Kelly v. Gregory

Bergan, J.

The right of a person to recover for a prenatal injury inflicted during the ninth month of the mother’s pregnancy was upheld in 1951 by the Court of Appeals; the case, before us seeks to advance the area of recovery to injury at a much earlier stage of the life of the foetus, to the third month of pregnancy. We think the same rule should govern both cases.

The decision of the Court of Appeals was distinctly limited to injuries in that area of pregnancy in which the child is viable (Woods v. Lancet, 303 N. Y. 349). The opinion stated: “ we confine our holding in this case to prepartum injuries to such viable children.” (P. 357.) By definition viability as applied to a foetus is “ such a stage of development as to permit continued existence, under normal conditions, outside of the womb.” (Barnhart, American College Dictionary.)

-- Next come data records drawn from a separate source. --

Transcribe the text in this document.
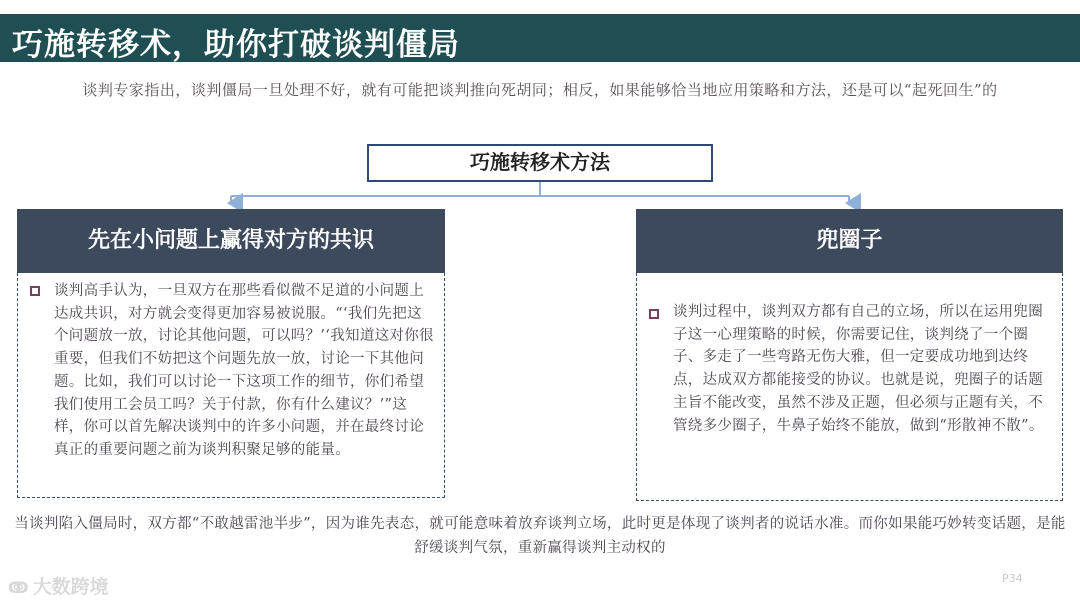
巧施转移术，助你打破谈判僵局
谈判专家指出，谈判僵局一旦处理不好，就有可能把谈判推向死胡同；相反，如果能够恰当地应用策略和方法，还是可以“起死回生”的
巧施转移术方法
先在小问题上赢得对方的共识
谈判高手认为，一旦双方在那些看似微不足道的小问题上达成共识，对方就会变得更加容易被说服。“‘我们先把这个问题放一放，讨论其他问题，可以吗？’‘我知道这对你很重要，但我们不妨把这个问题先放一放，讨论一下其他问题。比如，我们可以讨论一下这项工作的细节，你们希望我们使用工会员工吗？关于付款，你有什么建议？’”这样，你可以首先解决谈判中的许多小问题，并在最终讨论真正的重要问题之前为谈判积聚足够的能量。
兜圈子
谈判过程中，谈判双方都有自己的立场，所以在运用兜圈子这一心理策略的时候，你需要记住，谈判绕了一个圈子、多走了一些弯路无伤大雅，但一定要成功地到达终点，达成双方都能接受的协议。也就是说，兜圈子的话题主旨不能改变，虽然不涉及正题，但必须与正题有关，不管绕多少圈子，牛鼻子始终不能放，做到“形散神不散”。
当谈判陷入僵局时，双方都“不敢越雷池半步”，因为谁先表态，就可能意味着放弃谈判立场，此时更是体现了谈判者的说话水准。而你如果能巧妙转变话题，是能舒缓谈判气氛，重新赢得谈判主动权的
ↂ 大数跨境	P34
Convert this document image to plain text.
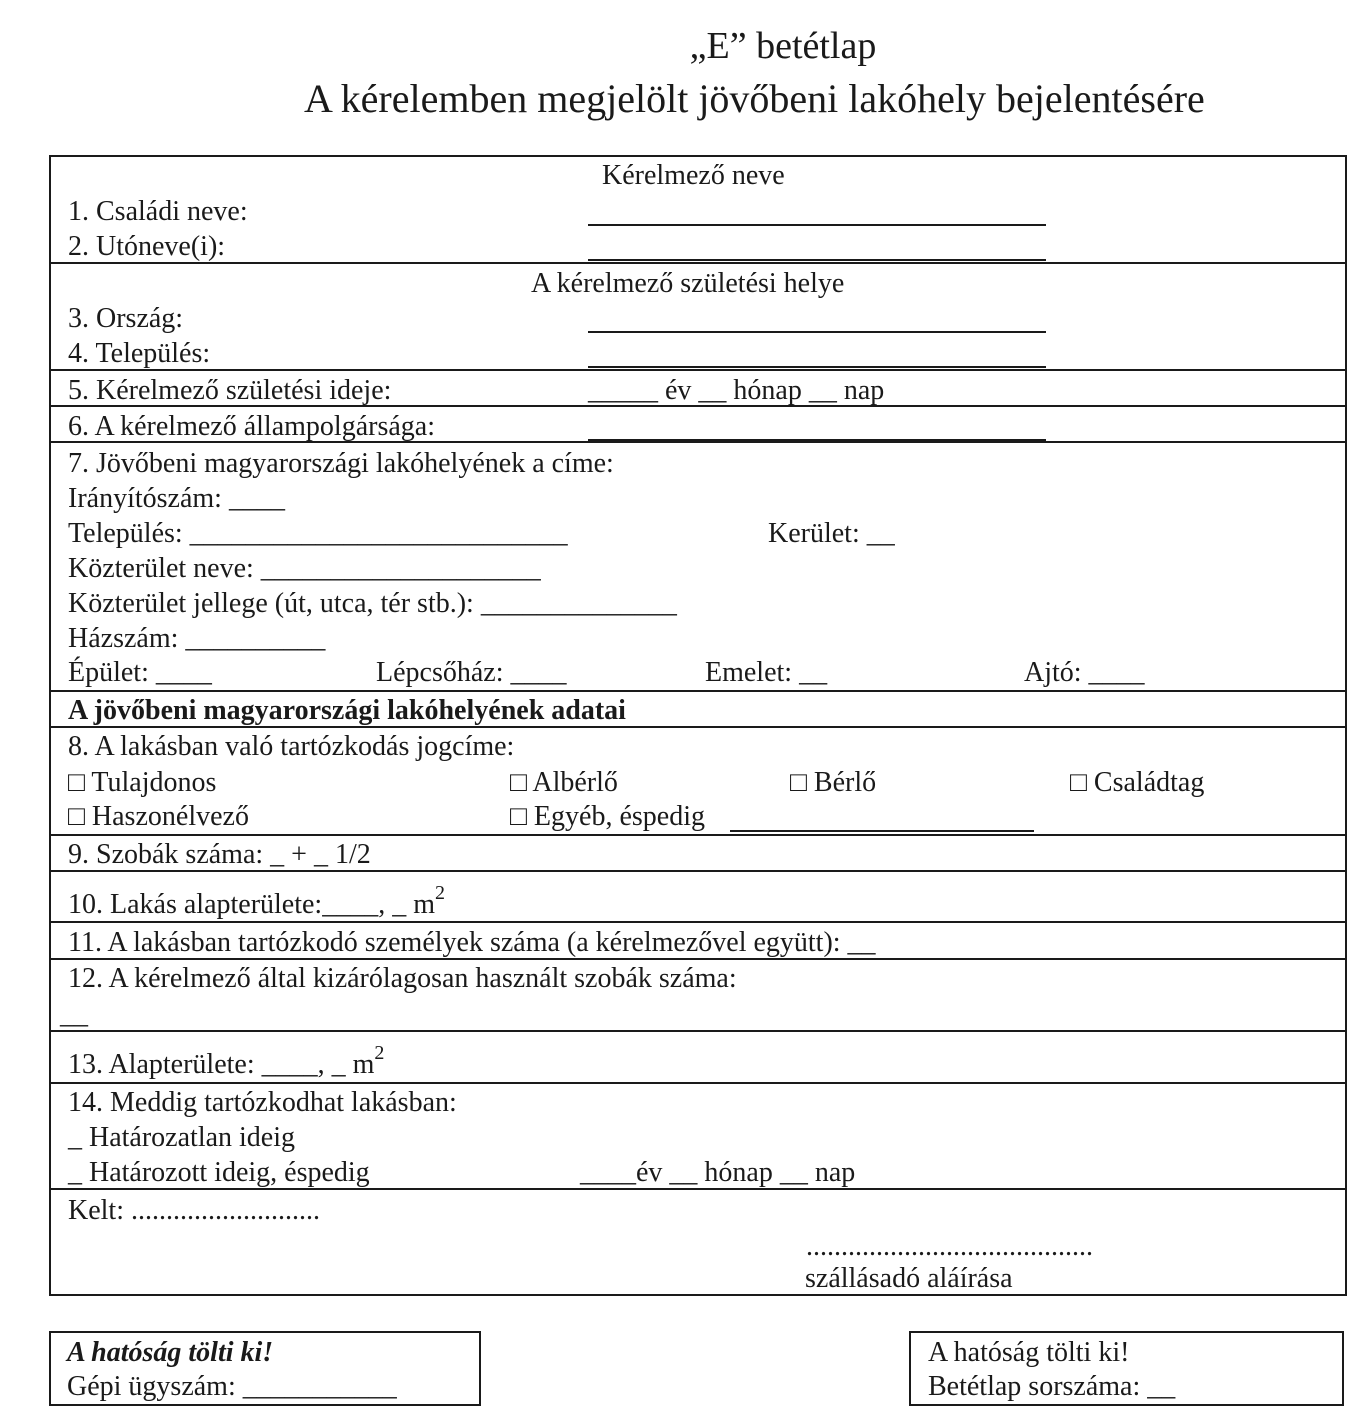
„E” betétlap
A kérelemben megjelölt jövőbeni lakóhely bejelentésére
Kérelmező neve
1. Családi neve:
2. Utóneve(i):
A kérelmező születési helye
3. Ország:
4. Település:
5. Kérelmező születési ideje:	_____ év __ hónap __ nap
6. A kérelmező állampolgársága:
7. Jövőbeni magyarországi lakóhelyének a címe:
Irányítószám: ____
Település: ___________________________	Kerület: __
Közterület neve: ____________________
Közterület jellege (út, utca, tér stb.): ______________
Házszám: __________
Épület: ____	Lépcsőház: ____	Emelet: __	Ajtó: ____
A jövőbeni magyarországi lakóhelyének adatai
8. A lakásban való tartózkodás jogcíme:
□ Tulajdonos	□ Albérlő	□ Bérlő	□ Családtag
□ Haszonélvező	□ Egyéb, éspedig
9. Szobák száma: _ + _ 1/2
10. Lakás alapterülete:____, _ $m^2$
11. A lakásban tartózkodó személyek száma (a kérelmezővel együtt): __
12. A kérelmező által kizárólagosan használt szobák száma:
__
13. Alapterülete: ____, _ $m^2$
14. Meddig tartózkodhat lakásban:
_ Határozatlan ideig
_ Határozott ideig, éspedig	____év __ hónap __ nap
Kelt: ...........................
.........................................
szállásadó aláírása
A hatóság tölti ki!
Gépi ügyszám: ___________
A hatóság tölti ki!
Betétlap sorszáma: __
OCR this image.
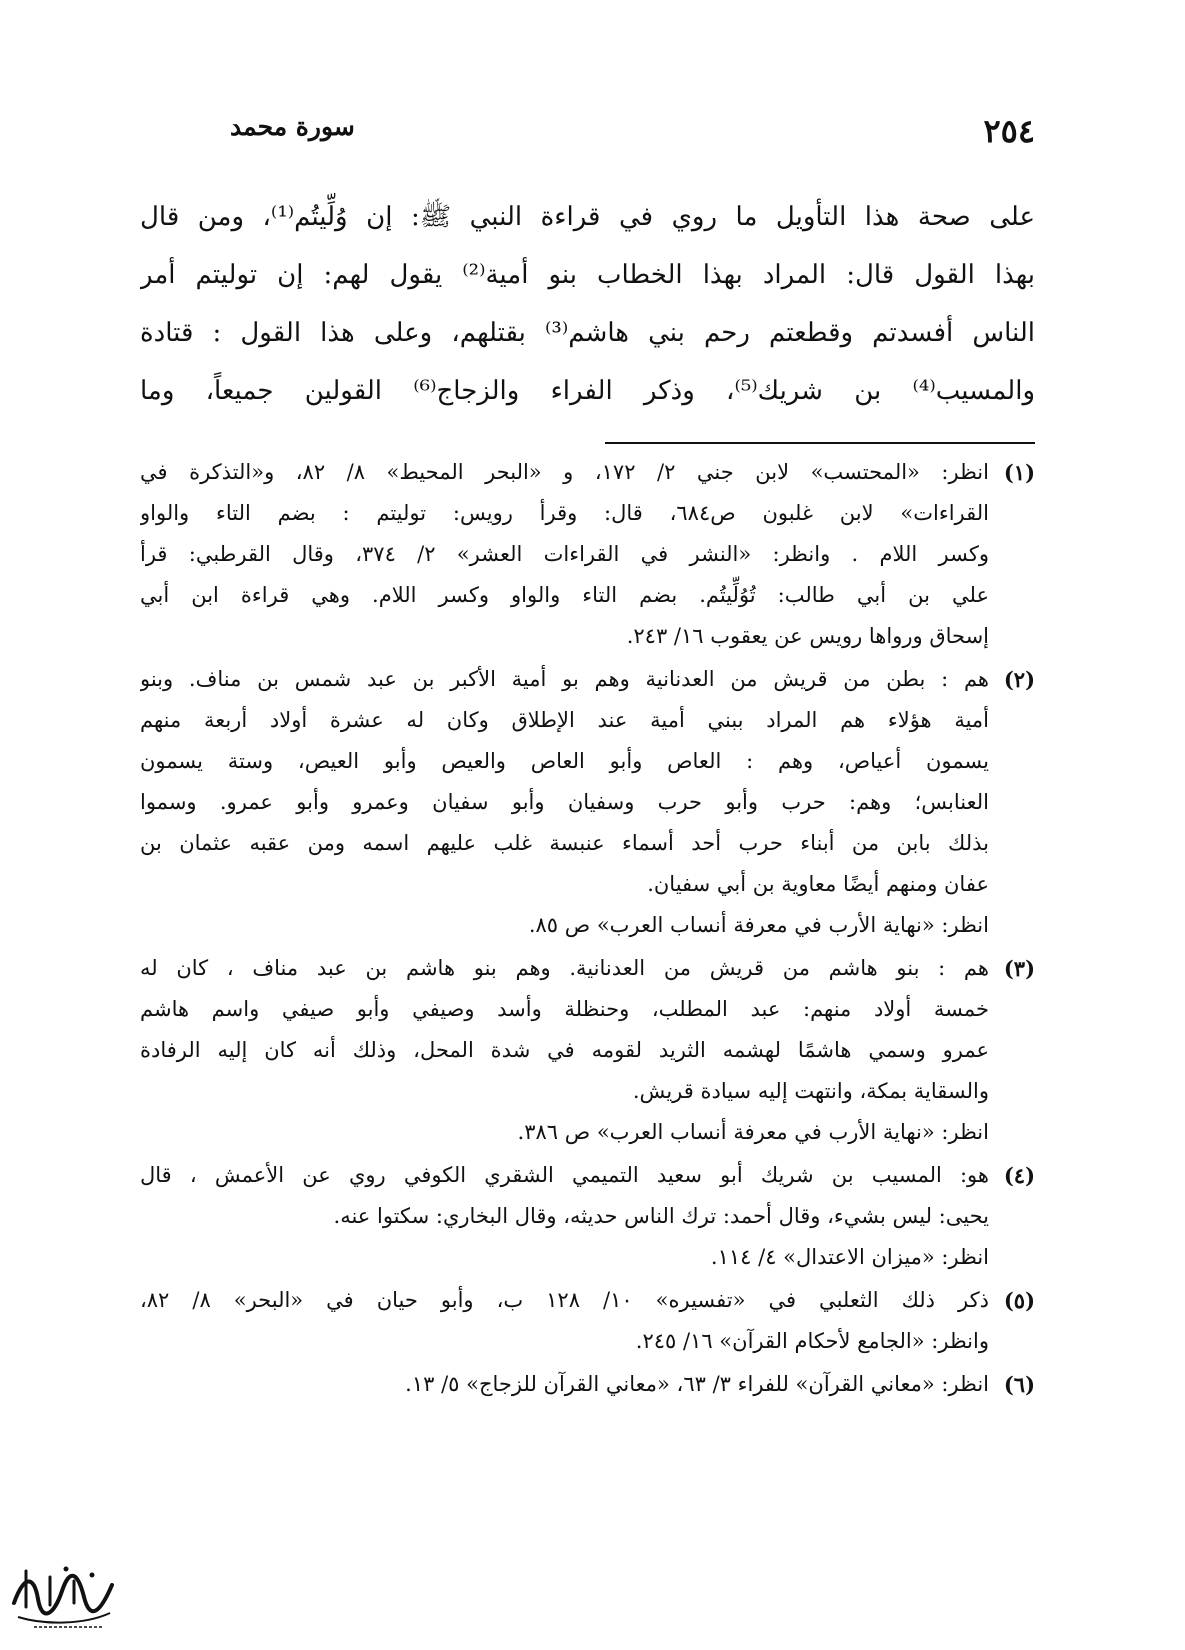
٢٥٤
سورة محمد
على صحة هذا التأويل ما روي في قراءة النبي ﷺ: إن وُلِّيتُم⁽¹⁾، ومن قال
بهذا القول قال: المراد بهذا الخطاب بنو أمية⁽²⁾ يقول لهم: إن توليتم أمر
الناس أفسدتم وقطعتم رحم بني هاشم⁽³⁾ بقتلهم، وعلى هذا القول : قتادة
والمسيب⁽⁴⁾ بن شريك⁽⁵⁾، وذكر الفراء والزجاج⁽⁶⁾ القولين جميعاً، وما
(١)
انظر: «المحتسب» لابن جني ٢/ ١٧٢، و «البحر المحيط» ٨/ ٨٢، و«التذكرة في
القراءات» لابن غلبون ص٦٨٤، قال: وقرأ رويس: توليتم : بضم التاء والواو
وكسر اللام . وانظر: «النشر في القراءات العشر» ٢/ ٣٧٤، وقال القرطبي: قرأ
علي بن أبي طالب: تُوُلِّيتُم. بضم التاء والواو وكسر اللام. وهي قراءة ابن أبي
إسحاق ورواها رويس عن يعقوب ١٦/ ٢٤٣.
(٢)
هم : بطن من قريش من العدنانية وهم بو أمية الأكبر بن عبد شمس بن مناف. وبنو
أمية هؤلاء هم المراد ببني أمية عند الإطلاق وكان له عشرة أولاد أربعة منهم
يسمون أعياص، وهم : العاص وأبو العاص والعيص وأبو العيص، وستة يسمون
العنابس؛ وهم: حرب وأبو حرب وسفيان وأبو سفيان وعمرو وأبو عمرو. وسموا
بذلك بابن من أبناء حرب أحد أسماء عنبسة غلب عليهم اسمه ومن عقبه عثمان بن
عفان ومنهم أيضًا معاوية بن أبي سفيان.
انظر: «نهاية الأرب في معرفة أنساب العرب» ص ٨٥.
(٣)
هم : بنو هاشم من قريش من العدنانية. وهم بنو هاشم بن عبد مناف ، كان له
خمسة أولاد منهم: عبد المطلب، وحنظلة وأسد وصيفي وأبو صيفي واسم هاشم
عمرو وسمي هاشمًا لهشمه الثريد لقومه في شدة المحل، وذلك أنه كان إليه الرفادة
والسقاية بمكة، وانتهت إليه سيادة قريش.
انظر: «نهاية الأرب في معرفة أنساب العرب» ص ٣٨٦.
(٤)
هو: المسيب بن شريك أبو سعيد التميمي الشقري الكوفي روي عن الأعمش ، قال
يحيى: ليس بشيء، وقال أحمد: ترك الناس حديثه، وقال البخاري: سكتوا عنه.
انظر: «ميزان الاعتدال» ٤/ ١١٤.
(٥)
ذكر ذلك الثعلبي في «تفسيره» ١٠/ ١٢٨ ب، وأبو حيان في «البحر» ٨/ ٨٢،
وانظر: «الجامع لأحكام القرآن» ١٦/ ٢٤٥.
(٦)
انظر: «معاني القرآن» للفراء ٣/ ٦٣، «معاني القرآن للزجاج» ٥/ ١٣.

The complaint alleges that plaintiff was injured by the negligence of the defendant in operating an automobile which struck and knocked down plaintiff’s mother while she was walking over a crosswalk. She was then in the third month of her pregnancy. The result, so the complaint alleges, was that plaintiff was born weakened and debilitated and otherwise physically handicapped. While the point at which the foetus becomes viable has been of usefulness in drawing some legal distinctions, the underlying problem that has usually troubled the Judges who have written on the subject of recovery for prenatal injuries, has been in fixing the point of legal separability from the mother.

We ought to be safe in this respect in saying that legal separability should begin where there is biological separability. We know something more of the actual process of conception *544and foetal development now than when some of the common-law cases were decided; and what we know makes it possible to demonstrate clearly that separability begins at conception.

The mother’s biological contribution from conception on is nourishment and protection; but the foetus has become a separate organism and remains so throughout its life. That it may not live if its protection and nourishment are cut off earlier than the viable stage of its development is not to destroy its separability; it is rather to describe conditions under which life will not continue. Succeeding conditions exist, of course, that have that result at every stage of its life, postnatal as well as prenatal. The complaint here, in alleging that plaintiff was in being in the third month of his mother’s pregnancy, alleges a conclusion of fact consistent with generally accepted knowledge of the process.

The logic of some .of the cases sustaining the right of recovery where the injury occurred after the foetus was viable seems to be that if at the instant of injury the foetus were outside the womb it could live and would then be treated at law as an individual in being. But no case imposed as a necessity the concomitant condition that actual miscarriage must coincide with the injury. Hence the basis of separability discussed was often a theory rather than a fact.

Many of these cases were collated and discussed in the noted dissenting opinion of Mr. Justice Heffernan in the Appellate Division in Woods v. Lancet (278 App. Div. 913) which led to the appeal to the Court of Appeals and on the reasoning of which the decision of that court was in part based (303 N. Y. at p. 357). The dissent of Boggs, J., in Allaire v. St. Luke’s Hosp. (184 Ill. 359) is based on his view that viability be treated as the point of separability. The opinion, as Judge Heffernan noted, has frequently been quoted and relied upon.

In some groups of cases where it became necessary to decide < when the separate legal entity of life began, the Judges at common law took a view quite harmonious with present biological theory. In matters of descent and distribution they held that the child was in being from the time of conception if later born alive under conditions in which continuance in life was to be reasonably expected (10 Am. & Eng. Ency. of Law, p. 624).

There were some highly artificial distinctions at law, as for instance, the effect of the birth of a posthumous child on one who took a remainder by purchase and one who took by descent. Some of these are discussed by Judge Kent in Stedfast v. Nicoll (3 Johns. Cas. 18, 26, 27).

*545The holding of the Court for the Correction of Errors in that case was that a posthumous child took the estate in remainder by devise in the same manner as if he had been born in the lifetime of his father. Tb is early decision [1802] brought the law of New York on the ¡uestion of devise in harmony with earlier English statutes and the decisions under them. It recognized that at common law in the case of an unborn child the estate was allowed to vest in such heir until his birth (See concurring opinion of Radcliff, J., p. 24.)

It is to be noticed that no distinction between viability or nonviability was attempted to be drawn in determining the point of vestiture of a legal right. Conception and vestiture became coincidental in the full sense of that word.

The Supreme Court of Canada in affirming an award for prenatal injuries based its decision on the general prenatal rights of an injured person and not upon whether the injury had occurred after the biological point of viability had been reached. (Montreal Tramways v. Leveille, 4 D. L. R. 337 [1933].)

If the child born after an injury sustained at any period of his prenatal life can prove the effect on him of the tort, as for the purpose of this appeal and on the face of the complaint before us we must assume plaintiff will be able to do, we hold he makes out a right to recover.

The order should be affirmed, with $10 costs and disbursements.

Foster, P. J., Coon, Halpern and Imrie, JJ., concur.

Order affirmed, with $10 costs and disbursements.